As the cases invoking it unfolded, there came to be a couple patterns of assumption of the risk. The first might be thought to have the plaintiff’s knowledge of the risk essentially render the defendant’s actions non-negligent to begin with. A steep ski slope properly marked means no liability for the resort not because the plaintiff conceded to risk the resort’s negligence, but because knowledge of the slope’s grade and condition allowed the plaintiff to assess the activity’s inherent risks and knowingly take them on. While that fact pattern might be best described, then, as simply no breach of duty by the defendant, it often outs itself within an assumption of risk defense.

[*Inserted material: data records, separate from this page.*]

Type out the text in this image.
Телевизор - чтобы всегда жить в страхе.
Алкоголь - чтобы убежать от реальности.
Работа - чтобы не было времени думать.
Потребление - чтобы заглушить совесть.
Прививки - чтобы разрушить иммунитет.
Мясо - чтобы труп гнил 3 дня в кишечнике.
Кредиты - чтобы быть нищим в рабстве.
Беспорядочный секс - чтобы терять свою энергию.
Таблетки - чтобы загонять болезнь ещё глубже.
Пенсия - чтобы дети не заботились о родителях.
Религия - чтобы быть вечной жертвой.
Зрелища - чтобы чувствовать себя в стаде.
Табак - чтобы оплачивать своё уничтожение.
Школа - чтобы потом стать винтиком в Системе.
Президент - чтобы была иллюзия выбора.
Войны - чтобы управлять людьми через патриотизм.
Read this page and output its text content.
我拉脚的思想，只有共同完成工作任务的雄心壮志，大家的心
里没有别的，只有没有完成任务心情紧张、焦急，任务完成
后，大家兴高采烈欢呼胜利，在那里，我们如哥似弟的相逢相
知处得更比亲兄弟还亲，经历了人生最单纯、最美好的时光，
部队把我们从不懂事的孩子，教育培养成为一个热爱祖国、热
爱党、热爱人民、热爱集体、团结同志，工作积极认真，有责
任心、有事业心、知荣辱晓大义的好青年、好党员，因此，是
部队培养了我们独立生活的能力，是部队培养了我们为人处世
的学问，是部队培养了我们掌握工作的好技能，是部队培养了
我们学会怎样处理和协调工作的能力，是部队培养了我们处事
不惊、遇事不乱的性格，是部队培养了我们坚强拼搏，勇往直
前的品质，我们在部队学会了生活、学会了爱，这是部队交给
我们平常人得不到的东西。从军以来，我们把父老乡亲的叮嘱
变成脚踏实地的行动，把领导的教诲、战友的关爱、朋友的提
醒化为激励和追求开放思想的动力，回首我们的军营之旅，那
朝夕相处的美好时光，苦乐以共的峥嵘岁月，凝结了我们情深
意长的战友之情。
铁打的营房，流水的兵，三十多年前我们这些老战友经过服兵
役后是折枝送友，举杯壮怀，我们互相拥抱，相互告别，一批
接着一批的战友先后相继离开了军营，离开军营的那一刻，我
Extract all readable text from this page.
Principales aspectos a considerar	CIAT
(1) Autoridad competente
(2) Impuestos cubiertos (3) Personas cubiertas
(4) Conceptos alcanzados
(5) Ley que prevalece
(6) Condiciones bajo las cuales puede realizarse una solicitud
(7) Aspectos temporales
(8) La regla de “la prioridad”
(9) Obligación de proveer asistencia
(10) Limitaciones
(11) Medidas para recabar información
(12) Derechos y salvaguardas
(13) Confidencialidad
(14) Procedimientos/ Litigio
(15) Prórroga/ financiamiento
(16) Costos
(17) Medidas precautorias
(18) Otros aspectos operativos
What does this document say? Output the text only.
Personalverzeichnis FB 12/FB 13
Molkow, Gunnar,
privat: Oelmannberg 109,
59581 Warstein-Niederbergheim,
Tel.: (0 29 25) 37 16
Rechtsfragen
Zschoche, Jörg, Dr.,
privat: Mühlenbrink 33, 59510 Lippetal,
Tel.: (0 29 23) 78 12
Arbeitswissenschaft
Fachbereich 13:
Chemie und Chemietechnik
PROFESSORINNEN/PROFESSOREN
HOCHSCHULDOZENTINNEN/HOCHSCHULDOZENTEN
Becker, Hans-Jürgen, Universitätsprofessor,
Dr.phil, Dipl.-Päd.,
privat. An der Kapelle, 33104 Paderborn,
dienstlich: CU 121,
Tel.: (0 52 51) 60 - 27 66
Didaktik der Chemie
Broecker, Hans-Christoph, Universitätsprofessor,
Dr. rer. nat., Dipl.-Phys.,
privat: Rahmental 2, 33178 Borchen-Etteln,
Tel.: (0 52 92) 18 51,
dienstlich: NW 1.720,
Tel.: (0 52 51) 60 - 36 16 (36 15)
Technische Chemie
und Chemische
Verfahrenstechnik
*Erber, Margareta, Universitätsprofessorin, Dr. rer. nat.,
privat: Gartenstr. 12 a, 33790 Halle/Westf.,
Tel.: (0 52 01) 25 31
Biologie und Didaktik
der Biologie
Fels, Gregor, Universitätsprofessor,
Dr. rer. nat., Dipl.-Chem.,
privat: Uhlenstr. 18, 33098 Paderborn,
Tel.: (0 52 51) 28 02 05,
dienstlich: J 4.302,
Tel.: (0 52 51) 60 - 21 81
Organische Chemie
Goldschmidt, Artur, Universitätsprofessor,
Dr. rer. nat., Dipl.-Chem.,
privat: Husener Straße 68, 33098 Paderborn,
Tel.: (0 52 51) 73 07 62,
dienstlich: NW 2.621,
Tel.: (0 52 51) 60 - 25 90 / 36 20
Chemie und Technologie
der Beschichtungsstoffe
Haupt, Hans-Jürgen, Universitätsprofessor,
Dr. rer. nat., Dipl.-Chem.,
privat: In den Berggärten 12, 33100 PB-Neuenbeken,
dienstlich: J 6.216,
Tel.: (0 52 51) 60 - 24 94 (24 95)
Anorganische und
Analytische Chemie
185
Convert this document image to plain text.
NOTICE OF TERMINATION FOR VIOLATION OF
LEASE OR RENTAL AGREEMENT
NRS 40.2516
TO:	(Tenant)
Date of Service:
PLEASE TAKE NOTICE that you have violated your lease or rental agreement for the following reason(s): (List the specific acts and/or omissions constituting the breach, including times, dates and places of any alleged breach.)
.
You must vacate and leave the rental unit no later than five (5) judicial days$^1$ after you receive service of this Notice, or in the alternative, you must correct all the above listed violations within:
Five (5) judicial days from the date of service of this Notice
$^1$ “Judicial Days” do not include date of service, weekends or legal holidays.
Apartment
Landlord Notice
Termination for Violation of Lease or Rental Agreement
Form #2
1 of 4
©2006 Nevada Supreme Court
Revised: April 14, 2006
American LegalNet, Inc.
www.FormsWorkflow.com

Another pattern of assumption of the risk is when a defendant’s negligence is acknowledged by the plaintiff and the plaintiff moves ahead nonetheless. Imagine being picked up by a taxi cab that’s manifestly falling apart: a tire is wobbly, and the door almost comes off as you open it. (In Cambridge this does not require much imagination.) If, after that cab responds to your hail, you shrug and get in anyway and the wobbly tire comes off a few minutes later, causing an accident, what result? The cabbie is likely negligent in maintaining the car. But you assumed the risk, and perhaps there should be no liability. Another way to think of this is that you yourself were negligent – breaching a duty owed to yourself to keep yourself safe. That’s contributory (or comparative) negligence, which makes one wonder, then, what’s left for assumption of the risk to do as a doctrine?
Good question. As you read today’s cases in light of the previous section’s cases on contributory negligence, it will help to think about how much vitality assumption of the risk retains as a doctrine given what can be folded into either breach in the primary case or into contributory negligence as a separate defense.